Left to right: Robbie Taylor, playing a mystery bass, Alan 'Normie' Crew with snare drum, Gard with his 'yard of angel', a red Fender Mustang, which he was a fool ever to have sold. Gard bought it from STHS lad Eric Kennedy, class of 1966 (I think), who was in a band with Robert Hicks and Mal Goudie.

This model is now a seriously valuable collector's item, I'm told. The guitar, that is. Not Gard. I sold it to Robbie T. Where are you Robbie T.? 
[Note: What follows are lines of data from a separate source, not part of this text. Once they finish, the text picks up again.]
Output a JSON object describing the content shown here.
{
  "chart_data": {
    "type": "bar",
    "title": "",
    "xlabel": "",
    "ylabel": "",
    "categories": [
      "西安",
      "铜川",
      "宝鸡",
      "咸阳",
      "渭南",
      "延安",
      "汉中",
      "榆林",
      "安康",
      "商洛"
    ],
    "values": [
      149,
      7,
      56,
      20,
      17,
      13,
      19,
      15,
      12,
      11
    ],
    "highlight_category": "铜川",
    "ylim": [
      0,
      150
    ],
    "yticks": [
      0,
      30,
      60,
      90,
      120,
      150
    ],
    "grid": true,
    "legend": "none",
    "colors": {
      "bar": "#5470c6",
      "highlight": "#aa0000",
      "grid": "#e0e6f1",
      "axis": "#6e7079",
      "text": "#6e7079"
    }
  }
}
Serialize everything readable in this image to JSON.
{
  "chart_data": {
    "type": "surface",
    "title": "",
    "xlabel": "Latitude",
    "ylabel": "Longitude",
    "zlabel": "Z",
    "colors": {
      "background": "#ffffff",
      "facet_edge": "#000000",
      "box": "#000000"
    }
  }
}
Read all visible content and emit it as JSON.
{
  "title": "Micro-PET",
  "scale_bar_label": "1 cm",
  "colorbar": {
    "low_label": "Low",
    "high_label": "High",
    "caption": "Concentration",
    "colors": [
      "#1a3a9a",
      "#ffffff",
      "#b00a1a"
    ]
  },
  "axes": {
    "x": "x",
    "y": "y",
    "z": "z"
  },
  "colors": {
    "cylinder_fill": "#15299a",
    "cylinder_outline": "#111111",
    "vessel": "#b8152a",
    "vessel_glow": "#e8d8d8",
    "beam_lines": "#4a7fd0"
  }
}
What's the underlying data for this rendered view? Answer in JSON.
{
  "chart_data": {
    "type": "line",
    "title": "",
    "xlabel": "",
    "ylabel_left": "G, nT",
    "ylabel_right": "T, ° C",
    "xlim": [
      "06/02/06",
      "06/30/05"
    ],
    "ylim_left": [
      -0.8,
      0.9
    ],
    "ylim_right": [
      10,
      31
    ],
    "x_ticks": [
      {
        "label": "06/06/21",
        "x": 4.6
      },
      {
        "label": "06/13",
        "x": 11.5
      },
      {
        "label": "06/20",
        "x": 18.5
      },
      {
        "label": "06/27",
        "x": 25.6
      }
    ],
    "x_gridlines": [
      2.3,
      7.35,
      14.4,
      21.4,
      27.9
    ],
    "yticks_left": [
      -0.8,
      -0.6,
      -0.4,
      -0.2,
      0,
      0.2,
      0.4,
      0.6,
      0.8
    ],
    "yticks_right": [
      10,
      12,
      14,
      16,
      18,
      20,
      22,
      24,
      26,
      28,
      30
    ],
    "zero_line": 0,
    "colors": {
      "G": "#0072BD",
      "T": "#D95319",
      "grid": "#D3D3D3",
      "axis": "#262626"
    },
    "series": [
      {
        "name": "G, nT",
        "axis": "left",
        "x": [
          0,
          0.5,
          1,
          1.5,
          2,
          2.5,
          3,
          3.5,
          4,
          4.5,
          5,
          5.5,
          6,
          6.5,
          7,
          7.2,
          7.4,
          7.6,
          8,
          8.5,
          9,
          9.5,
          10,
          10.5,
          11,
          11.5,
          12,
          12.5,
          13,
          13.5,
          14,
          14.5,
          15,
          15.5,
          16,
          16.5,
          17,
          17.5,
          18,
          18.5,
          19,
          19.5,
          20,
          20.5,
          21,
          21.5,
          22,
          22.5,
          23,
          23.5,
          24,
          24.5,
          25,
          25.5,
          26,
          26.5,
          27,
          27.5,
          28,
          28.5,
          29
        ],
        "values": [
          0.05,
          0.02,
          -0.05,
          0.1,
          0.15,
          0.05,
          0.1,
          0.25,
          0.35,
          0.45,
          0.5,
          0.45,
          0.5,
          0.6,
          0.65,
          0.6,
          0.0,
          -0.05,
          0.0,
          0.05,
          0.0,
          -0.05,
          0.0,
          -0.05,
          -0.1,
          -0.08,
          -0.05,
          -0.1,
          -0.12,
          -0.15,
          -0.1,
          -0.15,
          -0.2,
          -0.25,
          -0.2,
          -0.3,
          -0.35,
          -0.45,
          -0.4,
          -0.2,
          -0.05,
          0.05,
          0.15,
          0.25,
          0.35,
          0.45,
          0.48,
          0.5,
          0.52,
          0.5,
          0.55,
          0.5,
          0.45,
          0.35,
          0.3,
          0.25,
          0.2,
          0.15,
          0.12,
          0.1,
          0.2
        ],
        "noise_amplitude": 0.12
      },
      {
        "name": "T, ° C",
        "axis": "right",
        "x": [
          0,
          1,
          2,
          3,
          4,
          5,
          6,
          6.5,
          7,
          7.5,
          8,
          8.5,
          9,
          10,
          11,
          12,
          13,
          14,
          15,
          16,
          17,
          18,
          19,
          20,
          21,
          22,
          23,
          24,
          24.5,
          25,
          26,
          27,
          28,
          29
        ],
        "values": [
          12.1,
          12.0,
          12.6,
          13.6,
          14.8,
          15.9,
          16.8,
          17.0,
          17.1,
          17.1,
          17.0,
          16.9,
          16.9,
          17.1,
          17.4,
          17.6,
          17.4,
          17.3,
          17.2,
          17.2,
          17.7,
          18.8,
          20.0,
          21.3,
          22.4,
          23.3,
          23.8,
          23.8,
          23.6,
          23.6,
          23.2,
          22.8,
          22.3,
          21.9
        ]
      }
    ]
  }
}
(Who gives a rat's rectum what it's worth to 'a collector'. Damn the trainspotters, it played well. I laughed aloud in 'Wayne's World' when I heard his guitarist girlfriend declare that, if she owned the 'pre-CBS takeover' Strat. on sale in a music store, she'd 'file down the nut to take the buzz out of the E string'. That is pure 60s Fender talk. I doubt any chick in the 60s would have known such a morsel of guitar-lore subtlety... or even many today... but hey, just chill out and enjoy the movie, k?)


 


Syn, 1968. Alan Crew's front drive. Robbie T. combed his hair for forty minutes before this was snapped.


We rehearsed in his garage, and his Mum used to bring us afternoon tea, often including iced cup-cakes and vanilla slices. Maybe this was to make us fill our faces, and stop our God-awful noise.

Syn, 1968, playing at the Wayside Theatre, Kings Cross.
Gard is singing into the world's cheapest mic, but then, he had the world's cheapest voice.
There were a lot of other bands that followed of which I was a member, but no photos...

Around 1970, I stopped playing the guitar and began acting and writing for the theatre... but that's another story.
Isn't it pathetic at his age? Gard in 2005, with new toy: genuine cheap Epiphone Dot 335,
made in genuine mainland China, backed by 1966 Gard with cheap Japanese mystery guitar.